Most of us are taught to be small in our own eyes and to live small limited lives and never explore the endless possibilities of life. Education steers us in a predetermined direction and away from our dreams and other possibilities, we learn to adhere to the tramlines of waged work and to accept the insult of our worth measured in pounds and pence. Looking back to my own ‘education’ I do not recall happiness ever being mentioned, nor inner contentment, nor to know myself or even how to, nor kindness, nor to appreciate the wonder of nature and this incredible body I inhabit, made entirely of star dust.

I was born to be a thinker and a dreamer, to this day it’s what I do best, yet I was punished for both in school. Somehow, though, some vital creative part of me endured and has never left me. Just before I left school I was asked by the Schools Career Adviser what I wanted to be and I told him I wanted to be an artist and he laughed at me, thus reinforcing that indomitable creative spark, though I did not know the way.

A very foolish man, a former Supreme Court justice, said yesterday that some lives are less valuable than others – ‘He said he did not accept that “all lives are of equal value”, adding: “My children’s and my grandchildren’s life is worth much more than mine because they’ve got a lot more of it ahead.” [1] At what point would I ever say to my daughter that as she gets older, her life will become less valuable, because she hasn’t got much time left? As each season passes I hope she treasures it more as maturity brings depth and vibrancy, experience, knowledge and understanding, as it has for me. I suspect Mr former Supreme Court justice is the kind of guy who expects young people to fight the wars of aged fools in power. It makes no sense. Life is amazing, we do not value it enough, if we did, there would never, ever, be such a thing as a minimum wage and no government would vote to deprive children of food [2].

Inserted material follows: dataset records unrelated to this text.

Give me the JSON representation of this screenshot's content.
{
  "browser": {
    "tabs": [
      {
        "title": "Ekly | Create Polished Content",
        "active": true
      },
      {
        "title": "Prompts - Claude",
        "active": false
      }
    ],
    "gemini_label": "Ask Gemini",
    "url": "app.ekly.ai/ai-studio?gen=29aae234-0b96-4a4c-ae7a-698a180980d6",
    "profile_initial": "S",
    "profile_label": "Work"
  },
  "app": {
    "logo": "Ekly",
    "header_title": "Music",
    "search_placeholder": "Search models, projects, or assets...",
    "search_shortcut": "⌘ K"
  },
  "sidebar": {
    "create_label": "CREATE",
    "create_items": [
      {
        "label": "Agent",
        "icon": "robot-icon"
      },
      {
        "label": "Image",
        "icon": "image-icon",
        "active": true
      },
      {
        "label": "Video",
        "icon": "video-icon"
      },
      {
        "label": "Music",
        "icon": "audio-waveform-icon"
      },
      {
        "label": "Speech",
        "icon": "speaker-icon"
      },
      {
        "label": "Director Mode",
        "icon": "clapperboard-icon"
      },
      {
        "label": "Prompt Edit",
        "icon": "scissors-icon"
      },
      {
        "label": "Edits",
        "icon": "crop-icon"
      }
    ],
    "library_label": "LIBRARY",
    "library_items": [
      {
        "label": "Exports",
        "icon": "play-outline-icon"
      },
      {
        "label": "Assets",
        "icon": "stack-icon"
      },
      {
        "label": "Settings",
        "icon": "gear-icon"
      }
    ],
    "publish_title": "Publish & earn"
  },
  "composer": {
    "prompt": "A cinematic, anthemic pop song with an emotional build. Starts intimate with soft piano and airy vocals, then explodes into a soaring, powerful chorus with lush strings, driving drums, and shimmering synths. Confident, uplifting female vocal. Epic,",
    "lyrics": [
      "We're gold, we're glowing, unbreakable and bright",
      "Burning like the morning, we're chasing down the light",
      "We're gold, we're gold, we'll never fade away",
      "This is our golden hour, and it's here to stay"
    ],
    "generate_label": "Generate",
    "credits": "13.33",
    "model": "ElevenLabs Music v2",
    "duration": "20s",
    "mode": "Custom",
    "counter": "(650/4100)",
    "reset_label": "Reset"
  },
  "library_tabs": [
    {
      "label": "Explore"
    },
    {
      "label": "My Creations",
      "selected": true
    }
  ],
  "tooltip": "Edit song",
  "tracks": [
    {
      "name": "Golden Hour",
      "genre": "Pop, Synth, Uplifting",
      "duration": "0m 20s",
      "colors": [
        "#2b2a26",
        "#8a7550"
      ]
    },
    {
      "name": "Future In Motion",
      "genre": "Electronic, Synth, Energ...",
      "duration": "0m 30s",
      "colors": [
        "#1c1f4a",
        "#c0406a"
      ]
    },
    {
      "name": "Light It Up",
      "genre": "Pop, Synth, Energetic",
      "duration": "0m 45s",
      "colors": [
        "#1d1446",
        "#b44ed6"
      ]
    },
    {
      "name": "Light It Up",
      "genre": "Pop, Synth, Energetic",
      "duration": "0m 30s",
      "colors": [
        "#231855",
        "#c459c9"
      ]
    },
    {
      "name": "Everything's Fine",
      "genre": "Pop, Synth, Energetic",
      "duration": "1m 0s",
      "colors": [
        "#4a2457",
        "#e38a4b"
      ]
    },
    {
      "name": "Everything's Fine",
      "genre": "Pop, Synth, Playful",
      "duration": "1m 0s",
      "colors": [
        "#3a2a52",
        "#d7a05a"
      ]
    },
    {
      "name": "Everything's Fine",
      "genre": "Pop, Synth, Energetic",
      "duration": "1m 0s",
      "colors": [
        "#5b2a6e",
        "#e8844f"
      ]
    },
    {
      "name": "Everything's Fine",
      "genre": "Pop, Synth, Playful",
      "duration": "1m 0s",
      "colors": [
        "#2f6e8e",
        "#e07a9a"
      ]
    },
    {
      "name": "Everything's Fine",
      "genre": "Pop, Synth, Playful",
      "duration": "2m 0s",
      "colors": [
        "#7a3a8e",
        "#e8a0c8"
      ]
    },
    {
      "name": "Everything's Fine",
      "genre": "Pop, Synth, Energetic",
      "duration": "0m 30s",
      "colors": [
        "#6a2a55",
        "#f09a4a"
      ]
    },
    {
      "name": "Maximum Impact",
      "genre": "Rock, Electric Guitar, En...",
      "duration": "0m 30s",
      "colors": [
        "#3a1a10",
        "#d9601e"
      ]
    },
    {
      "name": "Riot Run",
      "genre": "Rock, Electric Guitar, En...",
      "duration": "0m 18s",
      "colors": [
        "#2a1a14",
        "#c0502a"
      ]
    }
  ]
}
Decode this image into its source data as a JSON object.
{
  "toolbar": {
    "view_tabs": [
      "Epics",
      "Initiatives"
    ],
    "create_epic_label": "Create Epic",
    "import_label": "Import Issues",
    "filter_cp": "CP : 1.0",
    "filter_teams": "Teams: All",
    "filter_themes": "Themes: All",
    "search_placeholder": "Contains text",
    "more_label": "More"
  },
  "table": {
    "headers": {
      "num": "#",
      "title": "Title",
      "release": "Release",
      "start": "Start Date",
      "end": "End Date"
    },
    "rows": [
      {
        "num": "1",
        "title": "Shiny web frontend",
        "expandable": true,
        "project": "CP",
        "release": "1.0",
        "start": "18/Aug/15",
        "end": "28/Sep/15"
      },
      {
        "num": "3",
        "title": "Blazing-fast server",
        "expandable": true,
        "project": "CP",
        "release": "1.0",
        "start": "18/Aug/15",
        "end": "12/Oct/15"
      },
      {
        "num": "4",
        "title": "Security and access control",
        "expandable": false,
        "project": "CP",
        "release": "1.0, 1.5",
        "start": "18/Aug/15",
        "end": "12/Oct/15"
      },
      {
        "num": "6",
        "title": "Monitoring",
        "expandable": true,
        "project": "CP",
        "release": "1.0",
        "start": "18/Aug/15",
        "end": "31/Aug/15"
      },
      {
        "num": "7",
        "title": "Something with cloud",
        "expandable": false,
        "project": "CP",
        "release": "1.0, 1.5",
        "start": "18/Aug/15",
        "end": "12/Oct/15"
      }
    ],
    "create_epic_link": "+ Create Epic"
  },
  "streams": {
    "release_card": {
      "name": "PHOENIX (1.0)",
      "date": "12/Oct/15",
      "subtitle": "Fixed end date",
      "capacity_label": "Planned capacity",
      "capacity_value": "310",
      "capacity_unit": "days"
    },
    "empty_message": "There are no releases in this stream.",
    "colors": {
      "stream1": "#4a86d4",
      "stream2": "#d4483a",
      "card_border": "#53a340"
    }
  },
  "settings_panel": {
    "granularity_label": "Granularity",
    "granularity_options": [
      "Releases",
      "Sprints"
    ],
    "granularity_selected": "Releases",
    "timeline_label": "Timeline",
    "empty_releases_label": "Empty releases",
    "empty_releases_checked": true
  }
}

If cancer has given anything to me, it has given me the space to grow up and appreciate life more, to understand its depth and beauty more and, above all, appreciate and understand the need for kindness, the most life enhancing, life changing, gift we can offer each other and, indeed, ourselves. It is almost universal that people find being kind to themselves hard and I think that’s learnt and not innate. As I look at the world, people don’t seem to have much of a problem with self loathing, but loving ourselves is a big problem. Jesus (whatever you may think of him, spirituality and faith) said, “Love your neighbour as yourself.” Tough call. I wouldn’t treat my worst enemy the way I’ve treated myself at times. But I think it’s time we woke up, above all, to, ‘money is not the measure of worth’. Life is priceless. It’s the most amazing thing we’ll ever, so briefly, have and the least we can do is treasure it.

[1] https://www.expressandstar.com/news/uk-news/2021/01/17/former-judge-tells-cancer-patient-her-life-is-less-valuable-than-others/

{2} https://www.indy100.com/news/tory-mps-voted-against-free-school-meals-commons-marcus-rashford-9723212

Keith Lindsay-Cameron. 18 January 2021.